Dock in Absolute’un progresif caz ve neo cazı piyano, elektrik bas ve davulla benzersiz bir şekilde harmanlamasına yakından tanık olurken, Volkan Öktem’in #7’siyle, sanatçının 30 yıllık müzik hayatı süresince deneyimlediği farklı müzikal tarzların izdüşümlerine kulak verdik. Komfortrauschen ile katıksız bir tekno enerjiyle buluştuk, Güney Fransa’nın sakin ve güneşli ruhunu elektronik müzikle kusursuz bir şekilde buluşturan Kazy Lambist ile dans dolu bir gece geçirdik. Hissikablelvuku ile rock, caz, etnocaz, elektronik, tekno, afrobeat, noise gibi türler eşliğinde sahnede o an cereyan eden bir icraya tanık olduk. Derya Yıldırım, Elif Dikeç, Itamar Borochov ve İsmail Altunbaş’ın bir araya getiren Bozcaada Ensemble ise Bozcaada Caz Festivali’ne özel bir performansla Anadolu müziğine kendi dokunuşunu katarak büyüledi bizi. Sevilen trompetçi Avishai Cohen’in grubu Big Vicious’ın elektronika, ambient ve psikedelik beat’lerle harmanladığı özgün sound’unu dinledik. Progresif teknodan elektronikaya, tribal ritimlerden acid house esintilere uzanan eklektik setleriyle tanınan yapımcı ve DJ Claptrap, namıdiğer Gaurav Narula, ile Berlin ruhunu Bozcaada’da yaşadık. 

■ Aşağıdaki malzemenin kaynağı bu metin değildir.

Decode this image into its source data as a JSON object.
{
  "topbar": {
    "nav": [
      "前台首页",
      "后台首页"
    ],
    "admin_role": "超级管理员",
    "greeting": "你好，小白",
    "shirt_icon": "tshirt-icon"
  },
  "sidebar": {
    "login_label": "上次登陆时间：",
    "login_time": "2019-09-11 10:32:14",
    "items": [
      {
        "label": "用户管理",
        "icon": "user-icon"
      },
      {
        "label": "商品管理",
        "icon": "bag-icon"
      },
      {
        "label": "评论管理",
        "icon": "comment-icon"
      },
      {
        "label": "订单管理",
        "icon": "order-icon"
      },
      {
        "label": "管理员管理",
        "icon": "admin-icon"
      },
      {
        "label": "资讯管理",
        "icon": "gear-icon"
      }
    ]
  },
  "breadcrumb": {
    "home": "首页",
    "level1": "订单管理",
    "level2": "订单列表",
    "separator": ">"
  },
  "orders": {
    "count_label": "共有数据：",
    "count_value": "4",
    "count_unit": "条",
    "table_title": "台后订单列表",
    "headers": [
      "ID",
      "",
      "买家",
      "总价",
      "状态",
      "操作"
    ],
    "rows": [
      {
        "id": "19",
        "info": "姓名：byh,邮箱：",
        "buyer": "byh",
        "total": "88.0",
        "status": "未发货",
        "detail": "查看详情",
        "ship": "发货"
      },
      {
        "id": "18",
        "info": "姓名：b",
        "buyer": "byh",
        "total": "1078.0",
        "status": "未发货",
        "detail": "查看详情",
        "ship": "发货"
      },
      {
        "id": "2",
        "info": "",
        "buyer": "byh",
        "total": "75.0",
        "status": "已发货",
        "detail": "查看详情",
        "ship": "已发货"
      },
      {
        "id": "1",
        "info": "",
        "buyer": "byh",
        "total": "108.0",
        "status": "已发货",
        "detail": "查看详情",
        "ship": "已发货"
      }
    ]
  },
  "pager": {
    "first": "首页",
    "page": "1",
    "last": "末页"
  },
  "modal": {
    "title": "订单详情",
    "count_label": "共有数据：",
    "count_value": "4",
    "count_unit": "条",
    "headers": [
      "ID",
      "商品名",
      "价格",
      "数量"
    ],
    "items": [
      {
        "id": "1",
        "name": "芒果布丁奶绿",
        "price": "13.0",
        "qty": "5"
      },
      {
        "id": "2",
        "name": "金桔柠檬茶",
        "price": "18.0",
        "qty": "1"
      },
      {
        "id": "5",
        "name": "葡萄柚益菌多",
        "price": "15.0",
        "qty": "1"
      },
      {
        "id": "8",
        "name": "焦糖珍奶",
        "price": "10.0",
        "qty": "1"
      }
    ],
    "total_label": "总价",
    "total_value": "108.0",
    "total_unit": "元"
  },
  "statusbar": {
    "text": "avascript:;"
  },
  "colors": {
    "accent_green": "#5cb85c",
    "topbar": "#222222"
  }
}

BCF Keşif etkinlikleriyle her gün “oyun” oynadık

Her yıl farklı bir tema etrafında geliştirilen disiplinlerarası etkinliklerden oluşan BCF Keşif programı, bu yıl “oyun”un tüm insanlık tarafından paylaşılan özünü keşfetmeye çağırdı katılımcıları. Hollandalı tarihçi ve oyun kuramının yaratıcısı Johan Huizinga’nın Homo Ludens’i, yani Oyuncu İnsan’ına selam duran festival, son yıllarda hepimizi farklı şekillerde zorlayan koşulların karşısında “oyun” oynamanın yaratıcı gücünü açığa çıkarmak amacıyla herkesi kapsayan oyuncu bir ruhla üç gün boyunca 40’ı aşkın etkinlik gerçekleştirdi.

Müzik ve oyunun kesişim noktalarında keşfe çıktık

Toplumsal cinsiyet eşitliği, ekolojik dönüşüm ve erişilebilirlik başlıklarındaki savunuculuk alanları üzerinde duran Bozcaada Caz Festivali’nin BCF Keşif programında müziğin genişçe bir yere sahip olması çok da şaşırtıcı değil… Program kapsamında oyun ile müziği buluşturan pek çok etkinlik yer aldı. Üç gün boyunca Emre Erbirer‘in kürasyonunda gerçekleşen Güncel Meseleler, Yeni Olasılıklar vasıtasıyla müzik yazarı ve programcısı Murat Meriç, Socrates Dergi’den Caner Eler, Sportif Lezbon’dan Selin Yıldız, Toyi’den Elif Atmaca, Boğaziçi Üniversitesi’nden Gaye Defne Ceyhan, Şehir Dedektifi’nden Gizem Kıygı, Otsimo’dan Zafer Elcik’in katılımıyla oyunun hayatımızdaki farklı işlevlerine bazen müzikle bazen sohbetle farklı kapılar araladık. Yaratıcılığı ve hayal gücünü desteklemeyi amaçlayan oyun deneyimleri tasarlayan Toyi ise bizi kendi müzik aletimizi tasarlamaya davet etti. Adanın farklı noktalarında gerçekleşen pop-up konserlerde Teis Semey, Paribu Pop-up Konserleri’nde Ceren Gündoğdu, DJ Eray Düzgünsoy, Volkan Önol, DJ Can Çakmakçı ve Kendine Has desteğiyle Samet Çiçek dinleyicilerle buluştu. Music with Plants Pop-up Performans etkinliğinde ise bitki yaprakları ve ağaç gövdelerinden topladığı farklı frekansları ses dosyalarına çeviren Selim Siyami Sümer ile CarrefourSA sponsorluğunda doğanın sesine kulak verdik.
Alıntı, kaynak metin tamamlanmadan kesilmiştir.